Eran historias de misterios, cuentos morales fotografiados como historias de terror que sintetizaban melodrama, terror y folletín y se desarrollaron en paralelos (o como complemento) de la retórica hard-boiled. Ejemplos sin ánimo de exhaustividad y como introducción podría incluir las aportaciones de John Brahm con el excéntrico Laird Cregar como protagonista y guiones de Barré Lyndon –Jack, el destripador (The Lodger, 1944) y Concierto macabro (Hangover Square, 1945) -, Barba azul (Bluebeard, Edgar G. Ulmer, 1944) encarnado por John Carradine para Edgar G. Ulmer, El asesino poeta (Lured, 1947) dirigida por Douglas Sirk, la mencionada Moss Rose e incluso ya penetrando claramente el relato gótico Noche en el alma (Experiment Perilous, Jacques Tourneur, 1944) o La escalera de caracol (The Spiral Staircase, Robert Siodmak, 1945)
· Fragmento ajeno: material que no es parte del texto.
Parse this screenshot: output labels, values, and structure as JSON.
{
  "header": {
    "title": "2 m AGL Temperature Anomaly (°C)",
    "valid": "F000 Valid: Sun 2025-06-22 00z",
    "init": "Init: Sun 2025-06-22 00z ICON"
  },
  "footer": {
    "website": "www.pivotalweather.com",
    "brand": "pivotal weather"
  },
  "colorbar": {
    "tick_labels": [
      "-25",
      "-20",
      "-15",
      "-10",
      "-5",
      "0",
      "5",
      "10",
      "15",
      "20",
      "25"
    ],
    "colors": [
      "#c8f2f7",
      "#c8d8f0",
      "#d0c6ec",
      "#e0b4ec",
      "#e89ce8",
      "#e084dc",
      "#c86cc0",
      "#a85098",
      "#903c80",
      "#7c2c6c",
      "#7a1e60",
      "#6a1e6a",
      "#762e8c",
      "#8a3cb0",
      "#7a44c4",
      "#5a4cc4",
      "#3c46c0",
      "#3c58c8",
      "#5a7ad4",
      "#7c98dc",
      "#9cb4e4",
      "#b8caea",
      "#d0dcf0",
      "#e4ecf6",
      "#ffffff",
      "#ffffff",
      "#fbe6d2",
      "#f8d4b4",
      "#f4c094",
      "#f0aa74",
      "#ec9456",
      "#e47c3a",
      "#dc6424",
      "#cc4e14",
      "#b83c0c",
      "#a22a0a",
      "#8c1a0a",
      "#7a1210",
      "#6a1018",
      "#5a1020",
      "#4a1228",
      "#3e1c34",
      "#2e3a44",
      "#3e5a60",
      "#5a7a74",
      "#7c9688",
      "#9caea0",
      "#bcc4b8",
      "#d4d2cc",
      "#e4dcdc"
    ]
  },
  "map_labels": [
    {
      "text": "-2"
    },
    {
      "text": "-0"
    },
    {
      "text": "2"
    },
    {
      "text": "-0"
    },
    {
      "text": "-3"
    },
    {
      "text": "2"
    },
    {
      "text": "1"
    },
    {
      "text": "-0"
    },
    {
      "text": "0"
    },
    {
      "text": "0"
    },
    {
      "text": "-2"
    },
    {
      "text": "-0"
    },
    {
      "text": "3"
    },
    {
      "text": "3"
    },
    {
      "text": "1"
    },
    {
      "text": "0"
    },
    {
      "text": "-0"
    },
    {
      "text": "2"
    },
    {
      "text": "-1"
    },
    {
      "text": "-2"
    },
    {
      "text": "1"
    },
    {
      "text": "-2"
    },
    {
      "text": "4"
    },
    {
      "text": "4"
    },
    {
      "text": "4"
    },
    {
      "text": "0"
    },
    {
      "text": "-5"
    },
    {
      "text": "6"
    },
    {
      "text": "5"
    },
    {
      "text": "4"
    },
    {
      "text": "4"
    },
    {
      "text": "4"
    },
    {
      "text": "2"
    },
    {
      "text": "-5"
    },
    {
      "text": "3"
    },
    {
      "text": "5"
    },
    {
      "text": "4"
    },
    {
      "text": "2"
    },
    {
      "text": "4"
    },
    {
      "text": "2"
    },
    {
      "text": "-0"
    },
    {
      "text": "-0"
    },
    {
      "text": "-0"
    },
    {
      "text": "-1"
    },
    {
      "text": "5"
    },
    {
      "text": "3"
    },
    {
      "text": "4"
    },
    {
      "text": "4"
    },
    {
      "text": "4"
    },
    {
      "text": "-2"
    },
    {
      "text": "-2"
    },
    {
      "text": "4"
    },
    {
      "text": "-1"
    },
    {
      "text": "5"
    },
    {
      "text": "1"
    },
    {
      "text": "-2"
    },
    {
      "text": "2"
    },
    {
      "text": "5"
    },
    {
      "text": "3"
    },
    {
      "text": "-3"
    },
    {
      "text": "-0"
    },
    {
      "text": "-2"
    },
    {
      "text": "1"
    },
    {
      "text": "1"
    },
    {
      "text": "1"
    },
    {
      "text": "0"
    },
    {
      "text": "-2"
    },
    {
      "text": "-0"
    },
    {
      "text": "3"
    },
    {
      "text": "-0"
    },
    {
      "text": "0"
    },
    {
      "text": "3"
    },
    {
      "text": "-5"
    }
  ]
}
Del lado inglés, donde Lewis Allen podría servir como puente otra nombrada como La mansión de los Fury, Fanny by Gaslight (Anthony Asquith, 1945), parte de los truculentos melodramas de época de la Gainsborough Pictures, la producción de la Ealing dirigida por Robert Hamer Pink String and Sealing Wax (1945) o So Long at the Fair (1950), película de Terence Fisher inspirada también por un caso real.

 

 

  1. Alma negra tiene que lidiar al final con el gran problema del cine del periodo: no puede llegar a donde va. Su única conclusión posible es inalcanzable por contexto. A dos pasos del punto de no retorno se comenzaba a caminar hacia atrás, con la esperanza de que el público fuera comprensivo. No se podía llegar al nihilismo total; solo verlo desde una distancia prudencial.

 

Es entonces cuando en un lugar en el cual los personajes ya habían dejado la moral atrás sobrevenía el sentimiento amoroso, la duda y el remordimiento. El melodrama suplantaba a la coherencia y, en ocasiones, en la inverosimilitud sucedían momentos tan fuera del mundo creado que se convertían en milagros de índole religiosa.

 

En Alma negra, en cambio, este giro obligatorio no tiene que ver con lo sublime sino con lo folletinesco. Es el último capítulo, la última revelación de la historia a sumar al total de, como escribe Michael F. Keaney en “British Film Noir Guide”, un « oscuro cuento de culpa adulterio, traición, chantaje y asesinato».